19Just then, as Pilate was sitting on the judgment seat, his wife sent him this message: “Leave that innocent man alone. I suffered through a terrible nightmare about him last night.”
20Meanwhile, the leading priests and the elders persuaded the crowd to ask for Barabbas to be released and for Jesus to be put to death. 21So the governor asked again, “Which of these two do you want me to release to you?” The crowd shouted back, “Barabbas!”
Does Pilate believe Jesus is guilty?
Why does Pilate give the people a choice if he doesn’t believe Jesus to be guilty?
What does it show us about the state of the hearts of the people that they would choose a criminal like Barabbas to be released in place of Jesus?
How is our culture different today, or is it?
What are some examples were we as a culture accept and even embrace evil because it has become popular by the majority?
What do we see about Pilate’s character?
How does God warn Pilate, and why do you think that matters?
Discuss a time when God has given a warning sign(s) in order to show how to be obedient to Him, but it was ignored.
How does God reveal these warnings to us when we are close to sin?
What are some of the barriers to Pilate listening?
What are the barriers to us listening to the voice of God?
22Pilate responded, “Then what should I do with Jesus who is called the Messiah?” They shouted back, “Crucify him!”23“Why?” Pilate demanded. “What crime has he committed?” But the mob roared even louder, “Crucify him!” 24Pilate saw that he wasn’t getting anywhere and that a riot was developing. So he sent for a bowl of water and washed his hands before the crowd, saying, “I am innocent of this man’s blood.

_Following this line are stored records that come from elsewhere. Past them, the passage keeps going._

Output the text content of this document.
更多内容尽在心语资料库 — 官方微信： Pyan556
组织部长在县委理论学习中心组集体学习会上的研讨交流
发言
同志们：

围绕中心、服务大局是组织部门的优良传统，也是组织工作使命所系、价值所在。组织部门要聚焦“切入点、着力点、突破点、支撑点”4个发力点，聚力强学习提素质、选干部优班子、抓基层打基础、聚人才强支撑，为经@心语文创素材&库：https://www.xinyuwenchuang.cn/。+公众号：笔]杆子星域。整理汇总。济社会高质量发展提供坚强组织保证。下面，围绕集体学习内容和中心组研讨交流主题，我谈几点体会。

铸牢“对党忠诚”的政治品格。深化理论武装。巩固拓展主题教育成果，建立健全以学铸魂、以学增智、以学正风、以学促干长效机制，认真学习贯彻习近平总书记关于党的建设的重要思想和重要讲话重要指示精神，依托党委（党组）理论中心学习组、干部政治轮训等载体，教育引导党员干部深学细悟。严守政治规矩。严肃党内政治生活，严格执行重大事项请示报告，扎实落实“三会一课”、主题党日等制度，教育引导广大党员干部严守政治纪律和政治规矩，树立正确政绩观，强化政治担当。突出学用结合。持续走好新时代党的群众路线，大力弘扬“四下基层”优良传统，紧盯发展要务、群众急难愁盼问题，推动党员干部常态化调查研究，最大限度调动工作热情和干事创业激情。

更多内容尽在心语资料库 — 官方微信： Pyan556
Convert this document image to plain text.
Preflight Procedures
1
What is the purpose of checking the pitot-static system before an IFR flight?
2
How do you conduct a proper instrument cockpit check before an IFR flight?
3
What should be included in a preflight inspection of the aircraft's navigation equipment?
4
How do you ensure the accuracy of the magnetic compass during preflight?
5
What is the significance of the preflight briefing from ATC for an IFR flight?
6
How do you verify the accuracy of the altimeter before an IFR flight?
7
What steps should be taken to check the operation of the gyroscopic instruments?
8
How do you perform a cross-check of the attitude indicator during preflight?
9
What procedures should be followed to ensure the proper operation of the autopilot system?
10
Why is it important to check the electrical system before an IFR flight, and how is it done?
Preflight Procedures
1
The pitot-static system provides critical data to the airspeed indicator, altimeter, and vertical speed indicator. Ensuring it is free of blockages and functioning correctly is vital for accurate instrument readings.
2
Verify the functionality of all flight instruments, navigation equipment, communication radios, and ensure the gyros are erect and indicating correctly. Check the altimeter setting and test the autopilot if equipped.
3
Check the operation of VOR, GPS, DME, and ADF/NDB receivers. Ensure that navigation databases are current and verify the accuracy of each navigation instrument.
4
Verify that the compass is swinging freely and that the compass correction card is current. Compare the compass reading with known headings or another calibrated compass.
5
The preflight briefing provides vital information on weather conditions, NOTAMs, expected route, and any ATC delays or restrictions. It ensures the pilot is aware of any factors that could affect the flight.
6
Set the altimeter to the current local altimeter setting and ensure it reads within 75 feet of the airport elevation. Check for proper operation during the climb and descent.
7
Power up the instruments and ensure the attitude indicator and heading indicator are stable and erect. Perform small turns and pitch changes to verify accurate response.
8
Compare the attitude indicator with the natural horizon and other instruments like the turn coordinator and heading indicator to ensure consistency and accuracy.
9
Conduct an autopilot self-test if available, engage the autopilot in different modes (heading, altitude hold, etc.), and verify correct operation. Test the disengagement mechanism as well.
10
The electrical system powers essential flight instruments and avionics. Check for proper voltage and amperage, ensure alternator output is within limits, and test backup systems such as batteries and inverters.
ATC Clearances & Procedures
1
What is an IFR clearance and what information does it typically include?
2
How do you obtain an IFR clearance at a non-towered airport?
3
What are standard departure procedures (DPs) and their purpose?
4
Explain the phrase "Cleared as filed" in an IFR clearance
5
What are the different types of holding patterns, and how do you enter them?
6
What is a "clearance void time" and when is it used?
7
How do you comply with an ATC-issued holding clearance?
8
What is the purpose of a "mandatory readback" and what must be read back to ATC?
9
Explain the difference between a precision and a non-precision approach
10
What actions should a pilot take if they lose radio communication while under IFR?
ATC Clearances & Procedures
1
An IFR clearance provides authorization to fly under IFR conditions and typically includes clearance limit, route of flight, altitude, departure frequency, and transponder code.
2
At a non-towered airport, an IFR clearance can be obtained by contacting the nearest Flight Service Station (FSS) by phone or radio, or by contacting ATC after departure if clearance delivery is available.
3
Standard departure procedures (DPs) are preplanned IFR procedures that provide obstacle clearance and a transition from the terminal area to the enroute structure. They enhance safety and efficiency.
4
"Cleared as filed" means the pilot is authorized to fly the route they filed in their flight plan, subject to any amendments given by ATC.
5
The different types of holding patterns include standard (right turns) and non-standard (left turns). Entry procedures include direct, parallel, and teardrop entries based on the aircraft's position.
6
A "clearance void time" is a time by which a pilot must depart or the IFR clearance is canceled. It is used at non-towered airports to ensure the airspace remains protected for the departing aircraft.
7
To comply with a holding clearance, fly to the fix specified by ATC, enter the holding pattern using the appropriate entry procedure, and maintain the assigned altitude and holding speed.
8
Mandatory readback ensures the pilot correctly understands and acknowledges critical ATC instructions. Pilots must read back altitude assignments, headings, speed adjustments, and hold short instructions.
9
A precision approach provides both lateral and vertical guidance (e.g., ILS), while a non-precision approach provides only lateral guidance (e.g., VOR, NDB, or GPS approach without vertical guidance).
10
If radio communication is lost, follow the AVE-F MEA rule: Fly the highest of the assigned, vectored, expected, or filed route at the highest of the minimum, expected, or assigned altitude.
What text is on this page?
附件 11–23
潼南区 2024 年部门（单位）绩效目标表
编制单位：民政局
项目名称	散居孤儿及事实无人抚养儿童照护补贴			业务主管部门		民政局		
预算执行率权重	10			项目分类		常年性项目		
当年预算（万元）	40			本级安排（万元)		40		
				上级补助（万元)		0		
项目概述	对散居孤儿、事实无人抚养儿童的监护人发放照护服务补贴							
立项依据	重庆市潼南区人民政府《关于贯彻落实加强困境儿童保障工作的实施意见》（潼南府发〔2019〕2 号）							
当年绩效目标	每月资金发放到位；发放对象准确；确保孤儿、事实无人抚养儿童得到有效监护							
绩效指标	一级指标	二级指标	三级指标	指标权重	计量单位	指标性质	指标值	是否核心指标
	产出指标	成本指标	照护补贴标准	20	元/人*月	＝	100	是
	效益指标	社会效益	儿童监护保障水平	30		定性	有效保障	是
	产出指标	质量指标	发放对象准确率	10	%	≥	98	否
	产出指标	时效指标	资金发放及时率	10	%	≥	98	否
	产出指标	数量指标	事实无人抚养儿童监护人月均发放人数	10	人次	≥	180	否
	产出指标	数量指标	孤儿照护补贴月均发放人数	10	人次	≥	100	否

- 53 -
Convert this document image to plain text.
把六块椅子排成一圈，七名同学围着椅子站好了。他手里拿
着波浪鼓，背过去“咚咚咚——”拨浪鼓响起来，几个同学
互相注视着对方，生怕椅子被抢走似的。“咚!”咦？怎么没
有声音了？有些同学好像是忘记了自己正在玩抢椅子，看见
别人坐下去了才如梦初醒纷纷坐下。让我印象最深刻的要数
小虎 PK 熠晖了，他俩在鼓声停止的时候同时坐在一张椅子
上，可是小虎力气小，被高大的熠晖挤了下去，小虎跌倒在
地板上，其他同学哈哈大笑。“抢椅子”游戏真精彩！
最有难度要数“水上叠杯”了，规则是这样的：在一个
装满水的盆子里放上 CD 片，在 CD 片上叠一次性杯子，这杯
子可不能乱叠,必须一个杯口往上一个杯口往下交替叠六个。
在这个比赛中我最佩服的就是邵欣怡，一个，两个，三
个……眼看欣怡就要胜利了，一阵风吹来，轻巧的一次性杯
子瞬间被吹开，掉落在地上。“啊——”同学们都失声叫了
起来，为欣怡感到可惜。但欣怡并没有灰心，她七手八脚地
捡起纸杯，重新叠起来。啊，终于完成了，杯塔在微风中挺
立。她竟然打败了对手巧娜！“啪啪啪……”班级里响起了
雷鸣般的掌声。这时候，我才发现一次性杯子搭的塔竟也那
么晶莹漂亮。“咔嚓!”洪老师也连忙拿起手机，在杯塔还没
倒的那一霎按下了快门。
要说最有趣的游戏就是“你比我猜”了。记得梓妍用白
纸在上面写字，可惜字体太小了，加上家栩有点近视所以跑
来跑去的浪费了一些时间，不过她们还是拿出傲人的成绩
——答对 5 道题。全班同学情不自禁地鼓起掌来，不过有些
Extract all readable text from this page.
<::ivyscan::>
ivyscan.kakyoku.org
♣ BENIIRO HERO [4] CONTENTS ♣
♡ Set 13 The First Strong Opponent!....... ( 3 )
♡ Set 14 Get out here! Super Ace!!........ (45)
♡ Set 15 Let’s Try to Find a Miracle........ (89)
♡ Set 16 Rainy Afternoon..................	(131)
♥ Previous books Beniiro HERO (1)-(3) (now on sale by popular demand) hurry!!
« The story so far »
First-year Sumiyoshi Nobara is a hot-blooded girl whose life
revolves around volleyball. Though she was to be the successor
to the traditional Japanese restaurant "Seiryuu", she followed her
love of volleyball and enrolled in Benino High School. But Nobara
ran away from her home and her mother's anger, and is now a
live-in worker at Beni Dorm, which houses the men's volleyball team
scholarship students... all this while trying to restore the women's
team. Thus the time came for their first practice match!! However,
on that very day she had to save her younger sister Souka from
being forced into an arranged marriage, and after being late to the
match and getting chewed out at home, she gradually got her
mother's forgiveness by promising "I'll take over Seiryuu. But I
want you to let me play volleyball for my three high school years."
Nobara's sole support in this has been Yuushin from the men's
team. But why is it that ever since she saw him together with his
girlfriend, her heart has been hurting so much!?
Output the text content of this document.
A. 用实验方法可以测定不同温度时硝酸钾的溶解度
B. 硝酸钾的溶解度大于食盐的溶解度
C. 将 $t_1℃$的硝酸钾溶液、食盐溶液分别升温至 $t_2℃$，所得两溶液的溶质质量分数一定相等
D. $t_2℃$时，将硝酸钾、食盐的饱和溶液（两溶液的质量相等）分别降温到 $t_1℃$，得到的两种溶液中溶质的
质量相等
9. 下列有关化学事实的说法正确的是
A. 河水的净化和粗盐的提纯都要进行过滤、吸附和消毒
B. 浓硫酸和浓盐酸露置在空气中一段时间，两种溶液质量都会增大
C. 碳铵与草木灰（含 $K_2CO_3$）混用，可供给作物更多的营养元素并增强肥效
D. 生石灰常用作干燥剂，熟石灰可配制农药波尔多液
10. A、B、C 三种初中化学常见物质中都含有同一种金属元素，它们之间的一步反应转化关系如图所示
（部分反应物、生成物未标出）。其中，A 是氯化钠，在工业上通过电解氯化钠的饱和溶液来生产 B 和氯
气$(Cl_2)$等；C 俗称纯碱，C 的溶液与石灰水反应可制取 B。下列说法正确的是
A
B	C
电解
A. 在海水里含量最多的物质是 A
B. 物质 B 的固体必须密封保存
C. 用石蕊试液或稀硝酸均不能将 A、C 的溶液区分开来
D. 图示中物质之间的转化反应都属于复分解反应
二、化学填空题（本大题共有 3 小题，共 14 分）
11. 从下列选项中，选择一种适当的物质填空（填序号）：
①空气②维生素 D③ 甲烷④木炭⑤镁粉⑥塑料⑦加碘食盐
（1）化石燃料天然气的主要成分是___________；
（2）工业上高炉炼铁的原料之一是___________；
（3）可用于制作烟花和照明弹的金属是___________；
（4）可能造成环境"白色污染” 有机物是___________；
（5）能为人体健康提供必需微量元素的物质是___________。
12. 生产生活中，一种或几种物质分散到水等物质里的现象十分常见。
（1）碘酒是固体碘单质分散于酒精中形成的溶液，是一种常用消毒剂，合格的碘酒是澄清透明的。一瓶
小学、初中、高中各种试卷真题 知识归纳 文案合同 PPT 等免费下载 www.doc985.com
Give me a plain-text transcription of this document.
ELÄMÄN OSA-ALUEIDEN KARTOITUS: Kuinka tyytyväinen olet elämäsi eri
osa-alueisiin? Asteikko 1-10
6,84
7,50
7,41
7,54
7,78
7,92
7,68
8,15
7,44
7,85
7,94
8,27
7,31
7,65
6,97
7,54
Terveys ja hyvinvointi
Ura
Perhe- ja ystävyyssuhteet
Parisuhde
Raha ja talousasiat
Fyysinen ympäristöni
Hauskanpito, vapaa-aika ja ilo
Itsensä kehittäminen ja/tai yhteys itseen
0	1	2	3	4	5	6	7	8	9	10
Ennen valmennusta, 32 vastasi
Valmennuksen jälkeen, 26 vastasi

The responsibility is yours!”
Why did the poeple reject Jesus?
Why does Pilate?
Why do people today reject Him? Discuss a time when God has given a warning sign(s) in order to show how to be obedient to Him, but it was ignored.
Is Pilate justified in His washing of his hands?
Does this eliminate His guilt before God?
Discuss a time when perhaps we’ve behaved similarly – out of a lack of courage we have dismissed sin, and did nothing to stop it when it was in our power?
25And all the people yelled back, “We will take responsibility for his death—we and our children!” 26So Pilate released Barabbas to them. He ordered Jesus flogged with a lead-tipped whip, then turned him over to the Roman soldiers to be crucified.
How are people today like the crowd at the time of Jesus?
What remorse is shown here?
What could have been done differently?
What is a situation right now where because of your lack of courage or silence the crowd continues to demand evil. Would being bold or speaking a different narrative produce a different outcome?
Think on This…
When is it right to do right? Should a person stand for righteousness whether or not the crowd listens? Should a person stand for righteousness regardless of whether it will change the outcome?